PILOTLES MEI/JUNI 2015 KLAS HAVO II DONGEMONDCOLLEGE Klassikaal Introductie -
Filmpje kunst op school als introductie (youtube) De leerlingen om een korte reactie vragen m.b.t. hetgeen ze hebben gezien. Inleiding op de film van Zandvliet Ondersteunt door beeldmateriaal (denk aan eerder werk) en een korte samenvatting in woorden op de pp. Film van Robert Zandvliet, zonder woorden. Met ondersteunende muziek van Ludovico Einaudi (youtube). Toelichting geven op bepaalde momenten in de film. De film is gemaakt tijdens het maken van zijn werk “regen in schuine strepen” (let op de concentratie van Zandvliet; de rustmomenten die hij neemt; het fysieke werk; de grote gebaren; het gereedschap en de materialen).
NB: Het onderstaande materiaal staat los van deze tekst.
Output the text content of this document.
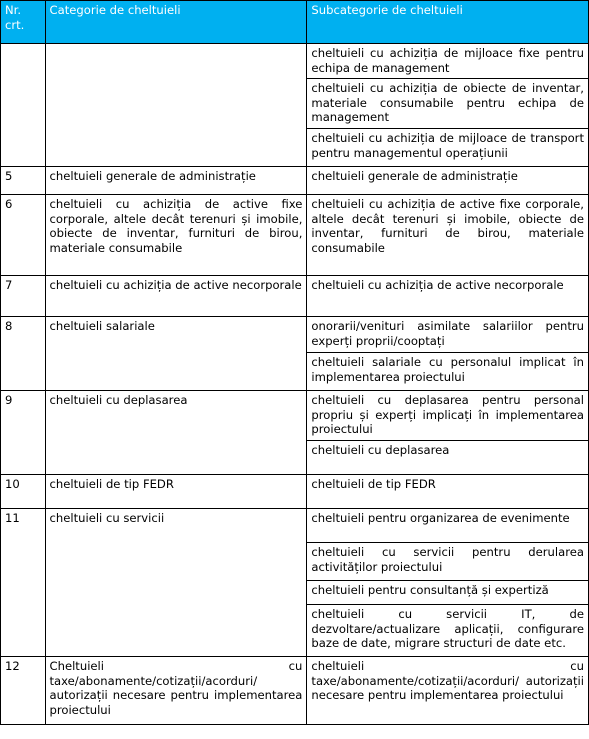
Nr. crt.	Categorie de cheltuieli	Subcategorie de cheltuieli
		cheltuieli cu achiziția de mijloace fixe pentru echipa de management
		cheltuieli cu achiziția de obiecte de inventar, materiale consumabile pentru echipa de management
		cheltuieli cu achiziția de mijloace de transport pentru managementul operațiunii
5	cheltuieli generale de administrație	cheltuieli generale de administrație
6	cheltuieli cu achiziția de active fixe corporale, altele decât terenuri și imobile, obiecte de inventar, furnituri de birou, materiale consumabile	cheltuieli cu achiziția de active fixe corporale, altele decât terenuri și imobile, obiecte de inventar, furnituri de birou, materiale consumabile
7	cheltuieli cu achiziția de active necorporale	cheltuieli cu achiziția de active necorporale
8	cheltuieli salariale	onorarii/venituri asimilate salariilor pentru experți proprii/cooptați
		cheltuieli salariale cu personalul implicat în implementarea proiectului
9	cheltuieli cu deplasarea	cheltuieli cu deplasarea pentru personal propriu și experți implicați în implementarea proiectului
		cheltuieli cu deplasarea
10	cheltuieli de tip FEDR	cheltuieli de tip FEDR
11	cheltuieli cu servicii	cheltuieli pentru organizarea de evenimente
		cheltuieli cu servicii pentru derularea activităților proiectului
		cheltuieli pentru consultanță și expertiză
		cheltuieli cu servicii IT, de dezvoltare/actualizare aplicații, configurare baze de date, migrare structuri de date etc.
12	Cheltuieli cu taxe/abonamente/cotizații/acorduri/ autorizații necesare pentru implementarea proiectului	cheltuieli cu taxe/abonamente/cotizații/acorduri/ autorizații necesare pentru implementarea proiectului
In viertallen - vragen n.a.v. de film: - wat hebben jullie gezien? Materiaal waar hij mee werkt; welke technieken hij gebruikt; de houding van de kunstenaar en hoe komt dat op je over. - Wat heeft jullie gefascineerd in wat je zag? Het onderwerp; het resultaat; zijn manier van werken; zijn inspiratiebron. Schrijf de vragen in het midden van een groot vel papier en zet jullie antwoorden daar omheen in de vorm van een woordspin. Iedereen draagt bij aan de antwoorden. Wellicht handig om alle vier een andere kleur stift hiervoor te nemen. Vul elkaar aan en ga met elkaar in gesprek over wat je gezien hebt. Individueel (iedereen krijgt een krant met daarin een grote afdruk van het werk) -
Kijk naar het werk en maak de volgende drie zinnen af: (je kunt de woordspin gebruiken als “spiedbriefje”)
-
Als ik naar het werk kijk dan is het eerste wat ik zie……wat heeft mijn aandacht Het werk doet me denken aan………….het lijkt voor mij op Ik zou er de volgende titel voor bedenken……dit woord of deze zin vind ik passen bij wat ik in het werk zie.
Klassikaal Verschillende manieren van uitvoeren laten zien op pp: 2d of plat: tekening/schilderij/foto/fotocollage/tweeluik 3d of ruimtelijk: beeld van gips/klei/papier maché/combinatie/ready-made En verder ander beeldend werk wat te “verdelen” is zoals een tweeluik.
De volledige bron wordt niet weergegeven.